Sigo hablando de Cuenca. Las casitas son bajas. Las calles son de adoquines, y todas o casi todas, tienen balcones. Aquí a las 6 ya es de noche y no hay gente por la calle. Y eso quiere decir, por ejemplo, que o vas en grupito, o no debes salir… por lo que se hace vida en el piso. El sábado salimos de fiestuki, con toda nuestra agonia por pillar cama… La cara de Pablo y la mía fue un poema al entrar en la discoteca en-la-que-ponian-un-poco-de-todo-osea-regetton-y-tecno. ¡¡Horrible!! Todos restregándose con todos!!! Jajaja!! Peor que los videoclips esos!!! Así que tuvimos que beber, hasta que al final, nos movíamos un poquito. Un mes, nos han dicho, y terminaremos bailando regetton. Ainssss!!!! Ha entrado una nueva ley que dice que los bares no pueden estar abiertos más allá de las 2, así que a esa hora nos fuimos a casita… a dormiiiir!!!
El clima... por la mañana hace buen tiempito... pero por la noche, hace un frio de mil demonios!!! jajaja. No tanto en realidad, ahora está haciendo más frio del normal... en Cumandá y Bucai me han dicho que hace más calorcito. De hecho que hace un calor horrible, y que el sol pega muchisimo... me voy a poner morenaaaa =)
Horrible. Simplemente horrible… voy a intentar contaros la experiencia por si aún teníais ganas de venir a verme… seguramente es que yo tuve mala suerte, pero vamos…
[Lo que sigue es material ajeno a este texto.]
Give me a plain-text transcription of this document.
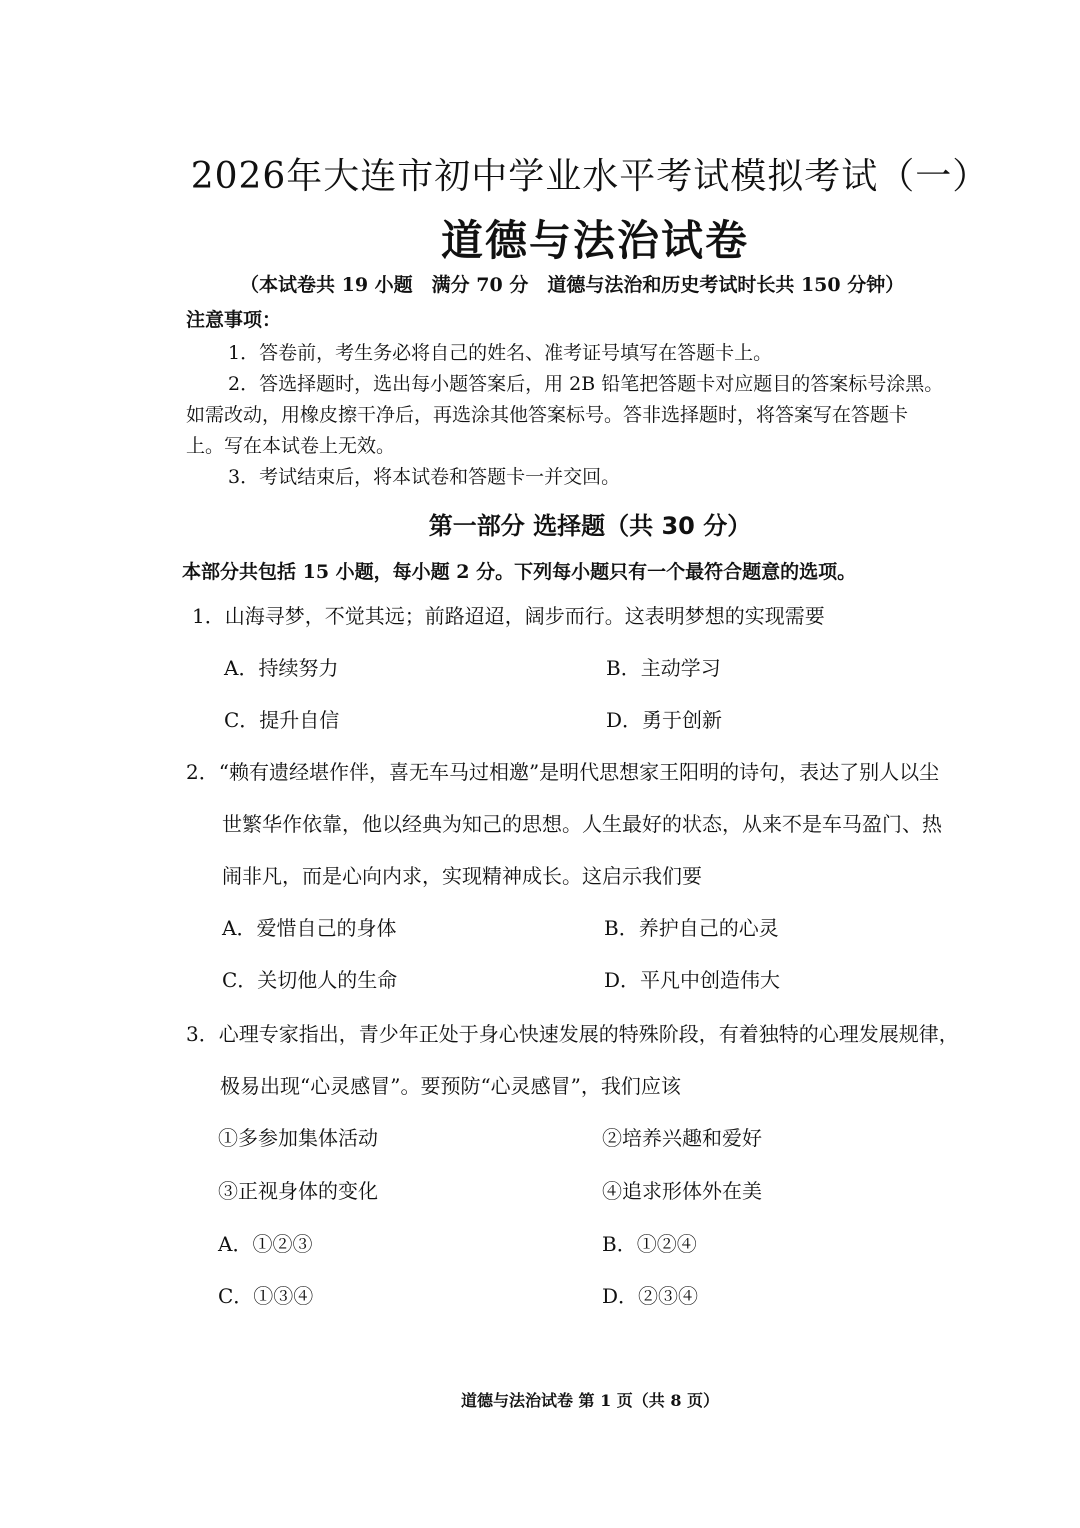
2026年大连市初中学业水平考试模拟考试（一）
道德与法治试卷
（本试卷共 19 小题　满分 70 分　道德与法治和历史考试时长共 150 分钟）
注意事项：
1．答卷前，考生务必将自己的姓名、准考证号填写在答题卡上。
2．答选择题时，选出每小题答案后，用 2B 铅笔把答题卡对应题目的答案标号涂黑。
如需改动，用橡皮擦干净后，再选涂其他答案标号。答非选择题时，将答案写在答题卡
上。写在本试卷上无效。
3．考试结束后，将本试卷和答题卡一并交回。
第一部分 选择题（共 30 分）
本部分共包括 15 小题，每小题 2 分。下列每小题只有一个最符合题意的选项。
1．山海寻梦，不觉其远；前路迢迢，阔步而行。这表明梦想的实现需要
A．持续努力	B．主动学习
C．提升自信	D．勇于创新
2．“赖有遗经堪作伴，喜无车马过相邀”是明代思想家王阳明的诗句，表达了别人以尘
世繁华作依靠，他以经典为知己的思想。人生最好的状态，从来不是车马盈门、热
闹非凡，而是心向内求，实现精神成长。这启示我们要
A．爱惜自己的身体	B．养护自己的心灵
C．关切他人的生命	D．平凡中创造伟大
3．心理专家指出，青少年正处于身心快速发展的特殊阶段，有着独特的心理发展规律，
极易出现“心灵感冒”。要预防“心灵感冒”，我们应该
①多参加集体活动	②培养兴趣和爱好
③正视身体的变化	④追求形体外在美
A．①②③	B．①②④
C．①③④	D．②③④
道德与法治试卷 第 1 页（共 8 页）
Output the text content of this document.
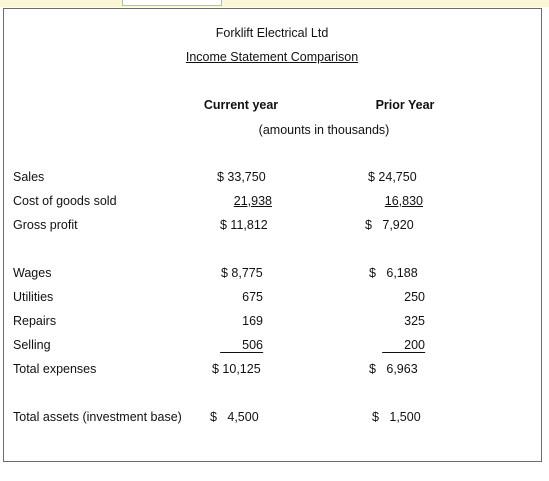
Forklift Electrical Ltd
Income Statement Comparison
Current year	Prior Year
(amounts in thousands)
Sales	$ 33,750	$ 24,750
Cost of goods sold	21,938	16,830
Gross profit	$ 11,812	$   7,920
Wages	$ 8,775	$   6,188
Utilities	675	250
Repairs	169	325
Selling	506	200
Total expenses	$ 10,125	$   6,963
Total assets (investment base) $   4,500	$   1,500
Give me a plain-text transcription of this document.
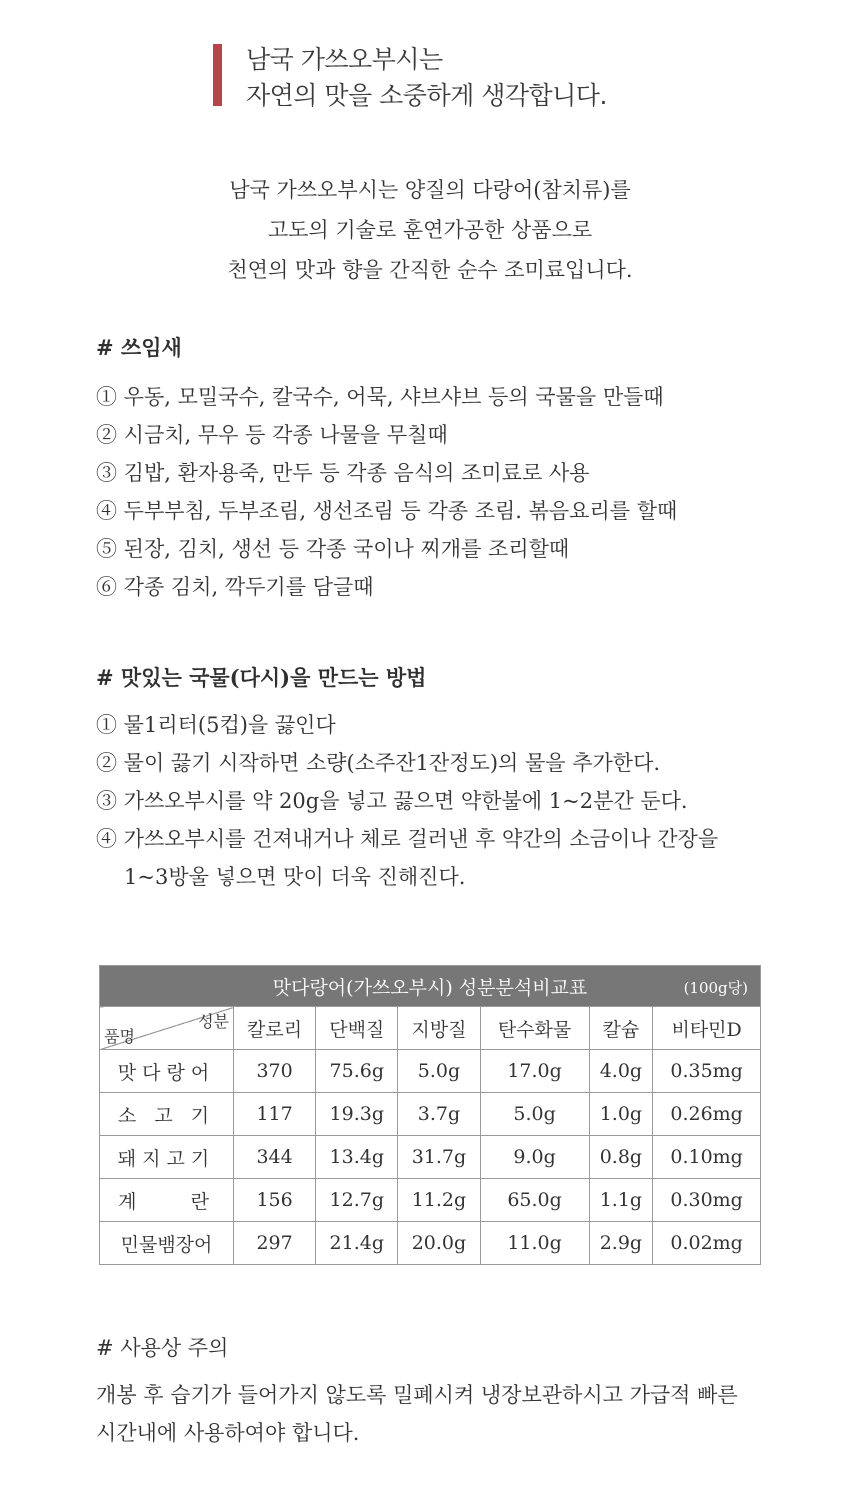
남국 가쓰오부시는
자연의 맛을 소중하게 생각합니다.
남국 가쓰오부시는 양질의 다랑어(참치류)를
고도의 기술로 훈연가공한 상품으로
천연의 맛과 향을 간직한 순수 조미료입니다.
# 쓰임새
① 우동, 모밀국수, 칼국수, 어묵, 샤브샤브 등의 국물을 만들때
② 시금치, 무우 등 각종 나물을 무칠때
③ 김밥, 환자용죽, 만두 등 각종 음식의 조미료로 사용
④ 두부부침, 두부조림, 생선조림 등 각종 조림. 볶음요리를 할때
⑤ 된장, 김치, 생선 등 각종 국이나 찌개를 조리할때
⑥ 각종 김치, 깍두기를 담글때
# 맛있는 국물(다시)을 만드는 방법
① 물1리터(5컵)을 끓인다
② 물이 끓기 시작하면 소량(소주잔1잔정도)의 물을 추가한다.
③ 가쓰오부시를 약 20g을 넣고 끓으면 약한불에 1~2분간 둔다.
④ 가쓰오부시를 건져내거나 체로 걸러낸 후 약간의 소금이나 간장을 1~3방울 넣으면 맛이 더욱 진해진다.
맛다랑어(가쓰오부시) 성분분석비교표 (100g당)						

성분
품명	칼로리	단백질	지방질	탄수화물	칼슘	비타민D
맛다랑어	370	75.6g	5.0g	17.0g	4.0g	0.35mg
소 고 기	117	19.3g	3.7g	5.0g	1.0g	0.26mg
돼지고기	344	13.4g	31.7g	9.0g	0.8g	0.10mg
계    란	156	12.7g	11.2g	65.0g	1.1g	0.30mg
민물뱀장어	297	21.4g	20.0g	11.0g	2.9g	0.02mg
# 사용상 주의
개봉 후 습기가 들어가지 않도록 밀폐시켜 냉장보관하시고 가급적 빠른 시간내에 사용하여야 합니다.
A ver, el viaje empieza con la salida a las 5 de la tarde (hora española) Murcia- Madrid. Ese la verdad que super bien. No hay quejas. Pues bien, llegamos a Madrid como a las 11, y nos toca coger el metro. Agonía. Pablo llevaba dos maletas y la mochila, Pertu (el chico que se fue a Bolivia) un mochilón y una mochilita, María (más chula que nadie) un maletón de 22 kilos, el equipaje de mano, el portátil, y un bolso. Así que imaginadnos por las interminables escaleras del metro. Pertu feliz cual perdiz y Pablo y yo agoniosos. Llegamos al aeropuerto, como una hora más tarde, y sólo nos queda esperar 4 horas. Así que como hace buena noche, nos quedamos fuera, cenamos fuera, jugamos a las cartas fuera, agonizamos fuera… y nos metemos a dormir a dentro. A las 4 nos despertamos, y dónde hacía medio segundo no había cola, se forma una cola impresionante, para sacar los billetes y facturar equipaje. Sacamos billetes, sin problema, y nos vamos a facturar. Empieza Pertu, y seguida yo. Me dice que mi billete dura más que mi visado y que no me puedo ir. ¿HOLA? Le explico el rollo del visado, que no puedo hacérmelo de más de 6 meses, pero que allí voy a cambiar el estatus, que bla bla bla… y me dice que va a comprobarlo (se lleva mi visa). Miro a Pertu, que se estaba poniendo rojo por momentos. ¿Qué pasa? Que no me dejan irme! Enséñales la carta de aceptación. Pasan de la carta, no tengo visado, no puedo ir a Bolivia 6 meses, sólo tres. Se arregla mi papel, facturo y me coloco al lado de Pertu que empieza a cabrearse y a cagarse en la familia de la “facturadora”. A Pablo no le ponen ningún problema. Pertu sale echando chispas, y nos vamos a la ventanilla de la compañía. Le dicen que la única forma es que cambie su billete a una vuelta por tres meses (previo pago de 140 euritos). Cabreados y agoniosos, nos vamos corriendo a embarcar.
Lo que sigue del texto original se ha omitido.